The battle for market share

Meanwhile, Deutsche Telekom has regained control. The reduction of net debt in the corporation is progressing as planned, and as an investment-grade company in the capital market, it continues to enjoy the best possible financing conditions even after the interest rate turnaround. This also provides necessary support to the joint venture Glasfaser Plus, established by Deutsche Telekom in collaboration with the IFM Global Infrastructure Fund. Furthermore, Deutsche Telekom Deutschland is increasingly entering the competition for market share by either overbuilding infrastructure from competitors or simply announcing such plans. The latter alone is often enough to disrupt the return-on-investment calculations of alternative providers.

High Debt Leverage

However, their calculations are not only collapsing more frequently due to the pressure from Deutsche Telekom. Instead, many fiber optic companies are caught off guard by the interest rate turnaround. Germany's less-than-commendable position in the OECD ranking of digital infrastructure, considering its economic strength, has attracted numerous prospectors in recent years. Major private equity players like Allianz Capital or 3i followed pioneers like KKR and EQT in engaging in the German market, either by investing in regional providers or establishing their own entities such as "Unsere Grüne Glasfaser." Financial investors viewed this resilient, so-called passive infrastructure as an ideal asset for high debt leverage, especially during an era of central bank zero-interest policies when even non-investment-grade borrowers could raise capital at relatively low interest rates. The common practice of private equity found industry-wide imitation, but the viability of many business models wavered significantly as financing costs increased, and a cost surge due to inflation, particularly soaring construction costs, eroded cash flows. Currently, the Tele Columbus Group is struggling for survival. Its capital structure with an adjusted debt ratio of 8 times operating income is no longer sustainable.

Recognizable Downside

In addition, the significantly increased capital market interest rates for infrastructure investments have a downside. Institutional investors, who, over the past decade, had successfully raised funds for the new asset class of fiber optics through specialized funds, as it promised relatively solid returns, now have alternatives. Traditional government bonds, in particular, attract with a significantly more attractive risk-return profile.

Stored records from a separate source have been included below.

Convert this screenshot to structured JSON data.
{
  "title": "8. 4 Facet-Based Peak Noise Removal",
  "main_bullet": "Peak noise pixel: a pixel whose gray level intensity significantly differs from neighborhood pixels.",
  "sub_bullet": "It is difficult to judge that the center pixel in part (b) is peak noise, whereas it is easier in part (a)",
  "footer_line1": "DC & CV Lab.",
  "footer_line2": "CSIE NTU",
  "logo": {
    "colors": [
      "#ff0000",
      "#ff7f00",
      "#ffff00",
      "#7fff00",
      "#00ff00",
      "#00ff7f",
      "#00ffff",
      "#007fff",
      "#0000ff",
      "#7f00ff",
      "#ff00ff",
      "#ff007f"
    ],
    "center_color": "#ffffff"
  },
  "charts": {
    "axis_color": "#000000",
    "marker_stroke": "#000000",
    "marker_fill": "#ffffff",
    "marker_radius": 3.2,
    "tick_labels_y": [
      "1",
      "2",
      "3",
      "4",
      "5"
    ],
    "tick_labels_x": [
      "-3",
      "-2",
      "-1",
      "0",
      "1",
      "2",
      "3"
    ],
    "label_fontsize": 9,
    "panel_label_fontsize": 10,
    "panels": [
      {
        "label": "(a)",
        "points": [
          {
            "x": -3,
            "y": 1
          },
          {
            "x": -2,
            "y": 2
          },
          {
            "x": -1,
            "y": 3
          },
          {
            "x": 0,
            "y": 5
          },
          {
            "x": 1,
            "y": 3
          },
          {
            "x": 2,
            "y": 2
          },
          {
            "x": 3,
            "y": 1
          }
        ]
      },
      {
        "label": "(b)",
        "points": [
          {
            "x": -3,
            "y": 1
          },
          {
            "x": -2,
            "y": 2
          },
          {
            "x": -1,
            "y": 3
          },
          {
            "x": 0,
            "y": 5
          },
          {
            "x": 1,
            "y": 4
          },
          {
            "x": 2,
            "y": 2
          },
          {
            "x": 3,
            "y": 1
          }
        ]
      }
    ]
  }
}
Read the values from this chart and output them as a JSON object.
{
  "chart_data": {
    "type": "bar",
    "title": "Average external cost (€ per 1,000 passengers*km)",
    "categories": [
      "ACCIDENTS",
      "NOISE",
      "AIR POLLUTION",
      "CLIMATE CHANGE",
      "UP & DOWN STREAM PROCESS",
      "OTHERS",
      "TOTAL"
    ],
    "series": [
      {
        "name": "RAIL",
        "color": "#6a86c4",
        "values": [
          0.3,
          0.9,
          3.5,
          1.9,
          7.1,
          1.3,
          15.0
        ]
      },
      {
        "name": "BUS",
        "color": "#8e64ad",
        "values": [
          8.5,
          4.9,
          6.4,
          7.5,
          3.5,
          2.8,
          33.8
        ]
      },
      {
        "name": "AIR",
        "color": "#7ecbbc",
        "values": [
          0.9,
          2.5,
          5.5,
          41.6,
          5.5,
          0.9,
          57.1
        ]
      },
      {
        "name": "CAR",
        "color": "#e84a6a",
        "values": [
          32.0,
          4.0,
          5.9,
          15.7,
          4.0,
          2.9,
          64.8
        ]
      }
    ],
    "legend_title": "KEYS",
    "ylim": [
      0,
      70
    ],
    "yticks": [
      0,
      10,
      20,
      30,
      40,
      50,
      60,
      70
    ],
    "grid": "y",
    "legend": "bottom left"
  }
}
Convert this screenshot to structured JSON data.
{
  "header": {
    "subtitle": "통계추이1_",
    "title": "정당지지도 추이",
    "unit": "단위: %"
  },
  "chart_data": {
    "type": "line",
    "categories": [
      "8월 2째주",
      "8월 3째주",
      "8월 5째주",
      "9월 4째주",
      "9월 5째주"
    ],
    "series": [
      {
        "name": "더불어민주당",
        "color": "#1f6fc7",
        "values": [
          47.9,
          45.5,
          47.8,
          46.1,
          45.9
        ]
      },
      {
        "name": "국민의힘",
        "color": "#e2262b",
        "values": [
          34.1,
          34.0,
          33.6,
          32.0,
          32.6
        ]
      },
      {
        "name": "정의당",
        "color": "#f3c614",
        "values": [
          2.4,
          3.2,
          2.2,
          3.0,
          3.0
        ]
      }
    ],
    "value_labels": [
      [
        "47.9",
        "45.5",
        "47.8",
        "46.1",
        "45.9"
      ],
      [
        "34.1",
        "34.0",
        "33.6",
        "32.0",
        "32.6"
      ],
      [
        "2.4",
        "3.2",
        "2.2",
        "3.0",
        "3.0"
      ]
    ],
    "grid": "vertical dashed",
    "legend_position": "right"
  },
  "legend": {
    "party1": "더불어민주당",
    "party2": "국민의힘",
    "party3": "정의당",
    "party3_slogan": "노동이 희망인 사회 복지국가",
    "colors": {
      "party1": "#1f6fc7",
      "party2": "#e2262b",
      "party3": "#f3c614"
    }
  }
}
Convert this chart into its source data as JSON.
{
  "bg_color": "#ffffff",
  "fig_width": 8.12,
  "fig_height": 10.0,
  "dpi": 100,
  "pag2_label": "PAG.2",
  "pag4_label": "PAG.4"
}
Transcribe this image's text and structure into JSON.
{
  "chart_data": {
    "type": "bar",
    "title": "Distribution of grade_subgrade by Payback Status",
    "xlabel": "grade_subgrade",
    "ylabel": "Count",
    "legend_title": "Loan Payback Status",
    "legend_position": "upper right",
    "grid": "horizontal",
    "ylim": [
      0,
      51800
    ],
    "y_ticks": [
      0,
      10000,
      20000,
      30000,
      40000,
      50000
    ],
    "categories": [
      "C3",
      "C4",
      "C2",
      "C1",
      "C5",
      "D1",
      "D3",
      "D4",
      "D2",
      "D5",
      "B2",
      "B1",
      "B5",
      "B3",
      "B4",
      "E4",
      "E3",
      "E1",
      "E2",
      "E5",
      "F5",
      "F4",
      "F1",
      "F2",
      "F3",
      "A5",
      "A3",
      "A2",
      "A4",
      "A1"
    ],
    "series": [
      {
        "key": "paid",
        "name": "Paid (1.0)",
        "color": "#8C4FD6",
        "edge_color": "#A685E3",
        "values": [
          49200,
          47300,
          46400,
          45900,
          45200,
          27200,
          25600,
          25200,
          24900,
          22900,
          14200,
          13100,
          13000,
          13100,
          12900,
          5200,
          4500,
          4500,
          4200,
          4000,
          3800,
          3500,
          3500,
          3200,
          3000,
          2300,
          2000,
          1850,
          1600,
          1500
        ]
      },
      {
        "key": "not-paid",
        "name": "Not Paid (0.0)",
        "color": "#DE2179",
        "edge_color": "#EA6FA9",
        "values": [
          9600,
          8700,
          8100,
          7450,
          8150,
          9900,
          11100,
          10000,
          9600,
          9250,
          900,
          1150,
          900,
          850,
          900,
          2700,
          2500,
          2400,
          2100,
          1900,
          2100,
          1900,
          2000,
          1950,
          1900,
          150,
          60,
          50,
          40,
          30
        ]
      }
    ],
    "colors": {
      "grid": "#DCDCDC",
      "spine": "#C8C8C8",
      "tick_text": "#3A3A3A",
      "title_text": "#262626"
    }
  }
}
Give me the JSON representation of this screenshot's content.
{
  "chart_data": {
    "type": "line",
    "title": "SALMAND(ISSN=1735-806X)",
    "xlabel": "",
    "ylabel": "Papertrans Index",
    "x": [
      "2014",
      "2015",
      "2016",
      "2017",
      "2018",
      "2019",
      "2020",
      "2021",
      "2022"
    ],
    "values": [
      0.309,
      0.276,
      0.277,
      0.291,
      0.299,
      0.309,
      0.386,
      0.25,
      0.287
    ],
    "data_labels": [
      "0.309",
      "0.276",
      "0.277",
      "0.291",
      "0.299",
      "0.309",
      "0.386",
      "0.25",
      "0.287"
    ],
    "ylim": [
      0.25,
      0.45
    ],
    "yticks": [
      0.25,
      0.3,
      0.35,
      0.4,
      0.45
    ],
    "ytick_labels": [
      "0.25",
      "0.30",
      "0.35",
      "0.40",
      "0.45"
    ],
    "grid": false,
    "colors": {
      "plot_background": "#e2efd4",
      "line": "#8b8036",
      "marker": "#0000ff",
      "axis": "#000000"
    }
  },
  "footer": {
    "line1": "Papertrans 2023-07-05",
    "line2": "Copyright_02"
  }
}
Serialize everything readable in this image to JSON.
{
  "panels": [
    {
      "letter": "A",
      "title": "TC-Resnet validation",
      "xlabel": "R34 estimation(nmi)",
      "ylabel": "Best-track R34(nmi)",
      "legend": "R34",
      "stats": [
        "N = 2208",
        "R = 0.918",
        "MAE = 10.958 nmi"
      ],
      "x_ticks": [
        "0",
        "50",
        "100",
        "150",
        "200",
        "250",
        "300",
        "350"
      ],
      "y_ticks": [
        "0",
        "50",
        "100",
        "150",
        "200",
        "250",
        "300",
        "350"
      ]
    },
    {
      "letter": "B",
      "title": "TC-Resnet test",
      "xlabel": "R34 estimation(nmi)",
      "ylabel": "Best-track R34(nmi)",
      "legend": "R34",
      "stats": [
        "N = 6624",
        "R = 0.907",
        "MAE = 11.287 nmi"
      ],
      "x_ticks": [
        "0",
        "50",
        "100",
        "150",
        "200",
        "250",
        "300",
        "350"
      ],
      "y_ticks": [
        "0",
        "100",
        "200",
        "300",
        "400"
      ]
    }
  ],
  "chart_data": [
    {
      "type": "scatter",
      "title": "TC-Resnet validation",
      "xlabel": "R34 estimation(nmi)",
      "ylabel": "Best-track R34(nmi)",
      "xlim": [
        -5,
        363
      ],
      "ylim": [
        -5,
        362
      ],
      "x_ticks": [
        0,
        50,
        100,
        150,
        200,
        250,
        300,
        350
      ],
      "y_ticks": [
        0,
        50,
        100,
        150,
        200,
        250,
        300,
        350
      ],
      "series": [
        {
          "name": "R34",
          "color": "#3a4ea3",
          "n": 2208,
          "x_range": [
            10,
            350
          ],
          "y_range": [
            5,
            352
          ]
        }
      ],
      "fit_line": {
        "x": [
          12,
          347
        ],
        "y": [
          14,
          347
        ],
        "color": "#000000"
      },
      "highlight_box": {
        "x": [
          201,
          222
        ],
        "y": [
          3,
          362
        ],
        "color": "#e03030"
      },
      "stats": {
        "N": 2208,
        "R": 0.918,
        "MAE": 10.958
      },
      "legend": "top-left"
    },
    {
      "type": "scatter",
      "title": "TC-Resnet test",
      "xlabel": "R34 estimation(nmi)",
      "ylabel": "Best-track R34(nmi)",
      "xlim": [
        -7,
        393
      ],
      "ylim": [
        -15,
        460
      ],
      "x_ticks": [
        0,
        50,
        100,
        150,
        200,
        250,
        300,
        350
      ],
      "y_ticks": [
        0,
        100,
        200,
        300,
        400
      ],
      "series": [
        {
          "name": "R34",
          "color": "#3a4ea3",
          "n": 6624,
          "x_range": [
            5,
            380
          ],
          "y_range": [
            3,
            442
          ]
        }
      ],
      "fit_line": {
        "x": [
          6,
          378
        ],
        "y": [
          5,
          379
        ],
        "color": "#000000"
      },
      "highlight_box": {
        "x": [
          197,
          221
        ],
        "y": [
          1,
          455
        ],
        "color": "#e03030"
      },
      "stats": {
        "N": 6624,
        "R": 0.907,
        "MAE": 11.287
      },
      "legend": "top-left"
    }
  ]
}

In the case of fiber optics, risks are increasingly dominating, not only due to the dispute with Deutsche Telekom. Inflation is also impacting customers. Faced with rising costs of living, customers critically assess the subscription of fiber optic connections. The marketing of the connections is only successful at prices that do not refinance the construction costs. Additionally, there is a growing gap between the expansion of households with fiber optics and the actual booking of these connections. Industry associations are advocating for "improved conditions" and calling for the removal of bureaucratic expansion brakes. However, they are unlikely to succeed against the changed dynamics in the capital market.